Monday, December 17, 2012

Kaleidoscope

   The book of the week is titled Kaleidoscope. It's a flexagon-style book which contorts into six different patterns. Kaleidoscope is a little book about flexibility and balance... all the things we need to keep our world running smoothly.

Home, side 1: a refuge
By pushing in the side panels of the book, the whole thing can be transformed into a different pattern. Then, the apex is folded back and the new side lain flat...

Push in the sides to make a star-like form then fold the apex back...

Home, side 2: our community
Not only is Kaleidoscope about the sanctuary of our home and man-made communities, but it includes the environment and nature. Mother Earth is the entity that feeds us, gives us clean water and air, and awes us in its majestic beauty... and blasts us with it's powerful catastrophes.
Care of Earth, side 1: in our cities...

Care of Earth, side 2: in the forests and countryside.
The final chapter of Kaleidoscope is about finding joy and beauty through singing, dancing, and playing... our art. We first do this within our own psyche's and imagination. It's important to find this place of art within ourselves. Like an opening fan, we unfold layers of meaning and beauty in our world.

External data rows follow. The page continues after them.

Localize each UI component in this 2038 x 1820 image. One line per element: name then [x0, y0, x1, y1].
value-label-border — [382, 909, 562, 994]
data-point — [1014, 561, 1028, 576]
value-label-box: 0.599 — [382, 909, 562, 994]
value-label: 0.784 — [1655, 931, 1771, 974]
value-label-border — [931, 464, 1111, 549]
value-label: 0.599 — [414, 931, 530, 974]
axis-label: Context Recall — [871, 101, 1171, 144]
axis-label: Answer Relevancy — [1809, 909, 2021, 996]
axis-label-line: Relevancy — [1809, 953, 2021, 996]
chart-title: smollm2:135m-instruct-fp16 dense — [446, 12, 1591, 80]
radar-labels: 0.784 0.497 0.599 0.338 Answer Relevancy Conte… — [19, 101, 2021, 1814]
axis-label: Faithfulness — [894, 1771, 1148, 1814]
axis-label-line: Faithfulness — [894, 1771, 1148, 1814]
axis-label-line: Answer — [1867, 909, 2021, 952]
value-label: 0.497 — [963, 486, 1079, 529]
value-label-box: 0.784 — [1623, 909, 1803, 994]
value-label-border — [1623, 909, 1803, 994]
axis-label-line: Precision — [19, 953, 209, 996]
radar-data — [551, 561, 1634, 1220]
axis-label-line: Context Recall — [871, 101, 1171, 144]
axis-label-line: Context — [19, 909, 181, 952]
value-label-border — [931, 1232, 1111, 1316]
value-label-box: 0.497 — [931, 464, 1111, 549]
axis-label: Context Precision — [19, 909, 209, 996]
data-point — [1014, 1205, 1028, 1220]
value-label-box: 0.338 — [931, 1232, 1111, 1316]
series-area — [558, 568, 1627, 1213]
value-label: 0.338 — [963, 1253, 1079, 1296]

Sing Dance Play, side 1: our core...
And then, we take the hands of others and join the dance, sing in chorus, and play on a team. It is that community that takes a single voice to a level more powerful than a man alone. 

Sing Dance Play, side 2: with others.

   Kaleidoscope really has no beginning or end, but flexes between the different panels on the whim of the person who holds the book. You should try it!

   Flexigon books are fascinating folded books. A flexagon has the appearance of a ring of hinged multi-sided panels, and has the intriguing property of displaying different arrays of faces when it is flexed. The individual panels in a flexagon, called leaves, are all identical. There are many variations of flexagons. Kaleidoscope, the simplest, is based on an equilateral triangle and is called a trihexaflexagon. The tetrahexaflexagon has four sides and is more complicated. There are also pentahexaflexagons (5-sided) and hexahexaflexagons (6-sided). To read more about flexagons and see directions to make some of these folded books on your own, check out: http://mathematische-basteleien.de/flexagons.htm

   Arthur Stone, a Brittish mathematician, is said to have discovered flexigons in 1938 while playing with strips of paper as a graduate student at Princeton University. Several of his colleagues went on to explore the range of simple and complex flexigon structures and their mathematical relationships. Not only are flexagons fun play-toys and interesting book structures, but have led to innovations in conceptualizing complex chemical, physical, and mathematical phenomena.  Wow!